Vandeventer Neighborhood Overview

Information concerning the neighborhood history, characteristics, institutions and organizations, planning and development.


The area is bounded by Martin Luther King Drive on the North, Delmar on the South, Vandeventer on the East, and Newstead on the West. The Vandeventer neighborhood lies between the Central West End and the Ville and is just west of Grand Center.


The area that today makes up the Vandeventer neighborhood was once a part of the Grande Prairie Commonfield established by St. Louis’s early French inhabitants. Common fields for cultivation were laid out on the broad prairies west of the settlement. These were parceled into long narrow strips to different landowners but fenced with a common enclosure.

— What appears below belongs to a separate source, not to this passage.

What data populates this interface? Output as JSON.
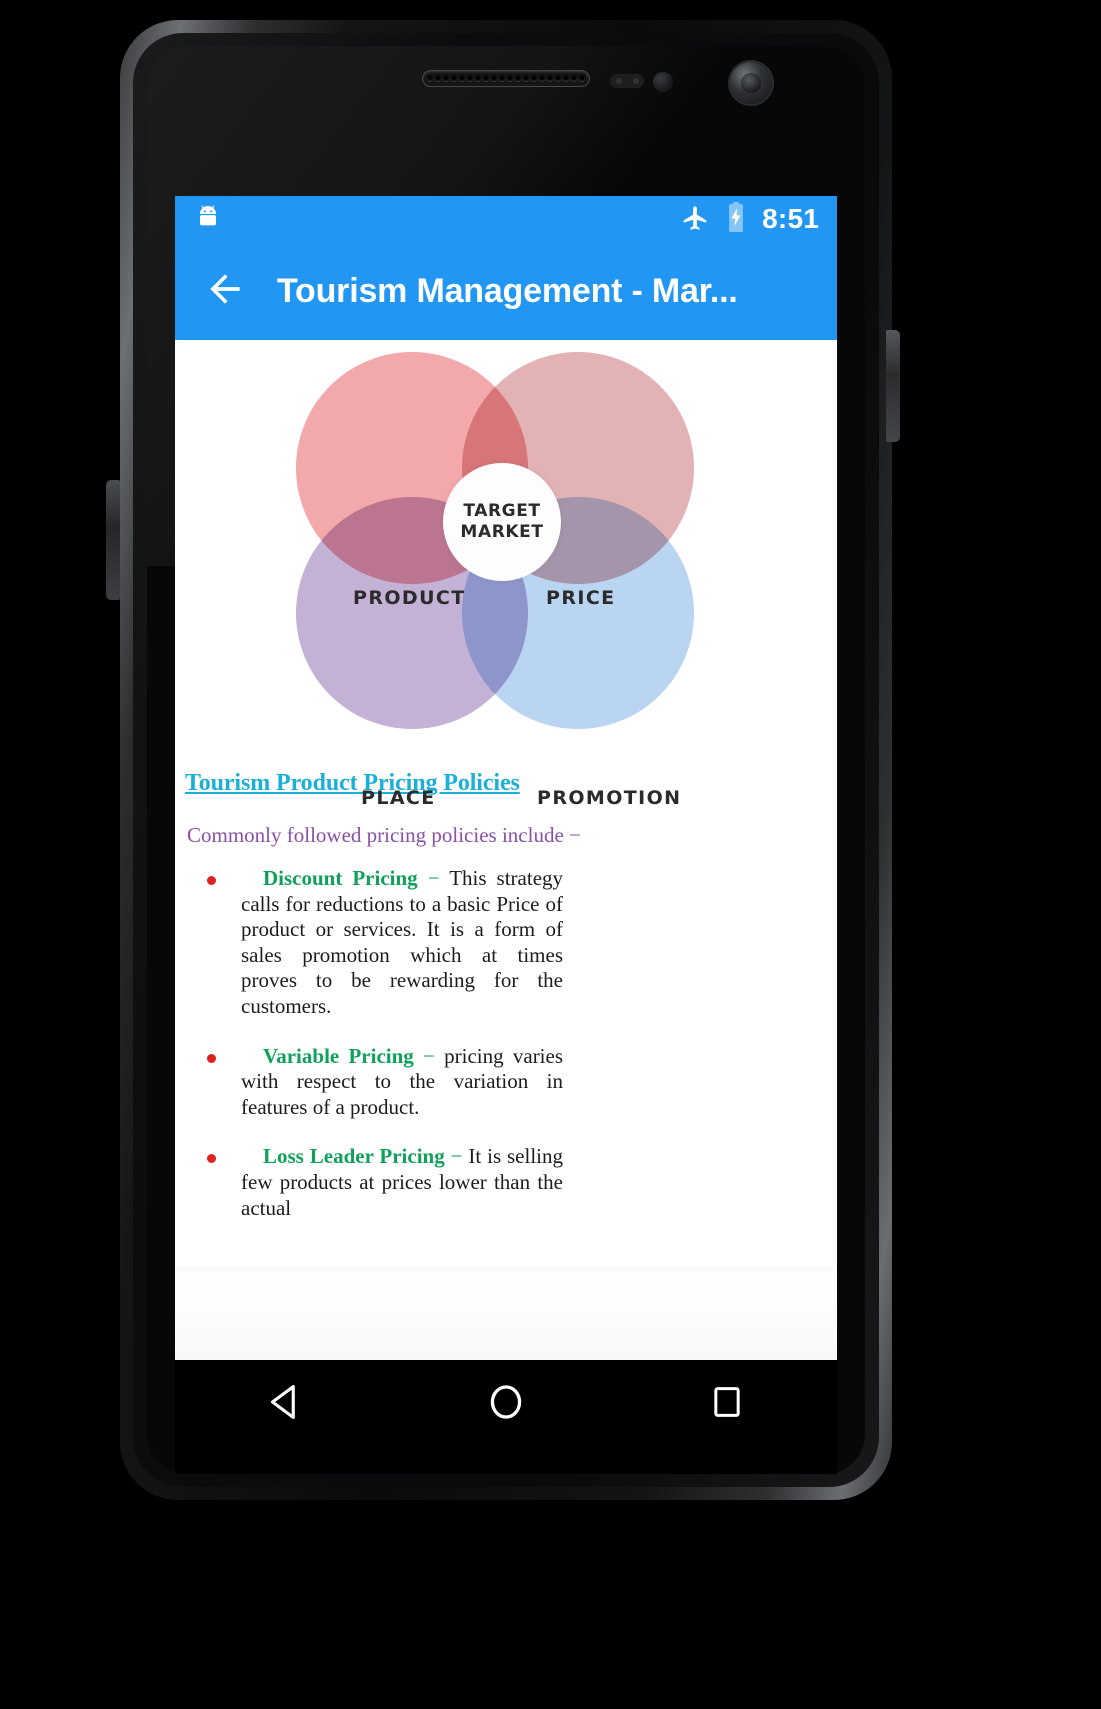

This system was maintained until about 1800, after which pacification of Native American Indians enabled farmers to spread out. At that point, fences were abandoned in favor of the Anglo-American practice of individual farming.

By 1850, the majority of arpent strips had been combined into larger tracts more suitable for the purposes of subdivision and development. By the mid-fifties, two large subdivisions had been laid out in the area, Cote Brilliante, to the west and Prairie Place along Belle Glade, to the north. In 1858, Charles M. Elleard, a florist and horticulturist, purchased a tract, bounded by the present Martin Luther King Drive, Annie Malone Drive, Cote Brilliante and Newstead Avenues, just north of the present-day Vandeventer neighborhood. There, Elleard established a conservatory and greenhouses. Real estate activity slowed during the Civil War but resumed quickly following the conflict's end. By 1870, a small town, Elleardsville, had emerged around Elleards’s floral nursery. During this period, the northern portion of what is now the Vandeventer neighborhood was contiguous with Elleardsville. In fact, Elleardsville’s town hall was situated on the corner of the present Martin Luther King and Whittier. The local horse track, Abbey Trotting Race Track, occupied in the northern section of the current neighborhood, in the area between Page, Whittier, MLK and Taylor. After the track moved westward in about 1877, this area was developed as the Evans Place residential subdivision.

The Grand Prairie area experienced a gradual urbanization, building-up westward from Grand Avenue, which continued into the first decade of the twentieth century. Among many people moving into the area were significant numbers of German and Irish immigrants, as well as some African Americans. In the early 1900s, during an era of racial segregation and restrictive covenants, Elleardsville, or "the Ville", was one of the few areas in the City open to African Americans. These practices remained through the first half of the century. During which time, the Ville emerged as the heart of black culture in St. Louis and home to many prominent African-American institutions. During this time period, Lloyd Lionel Gaines (1911-39?) lived with his family in a house on West Belle Place in the Vandeventer neighborhood. After graduating first in his class from Vashon High School, he became the first African-American to apply to the University of Missouri School of Law, then a segregated institution. After rejection of his application, Gaines, with the assistance of the NAACP, took his case first to the county court, then, the Missouri Supreme Court and finally, to the United States Supreme Court. The court landmark decision in 1938 was the first of a series that culminated in the abandonment of the 1896 "separate-but-equal" doctrine of Plessy v. Ferguson.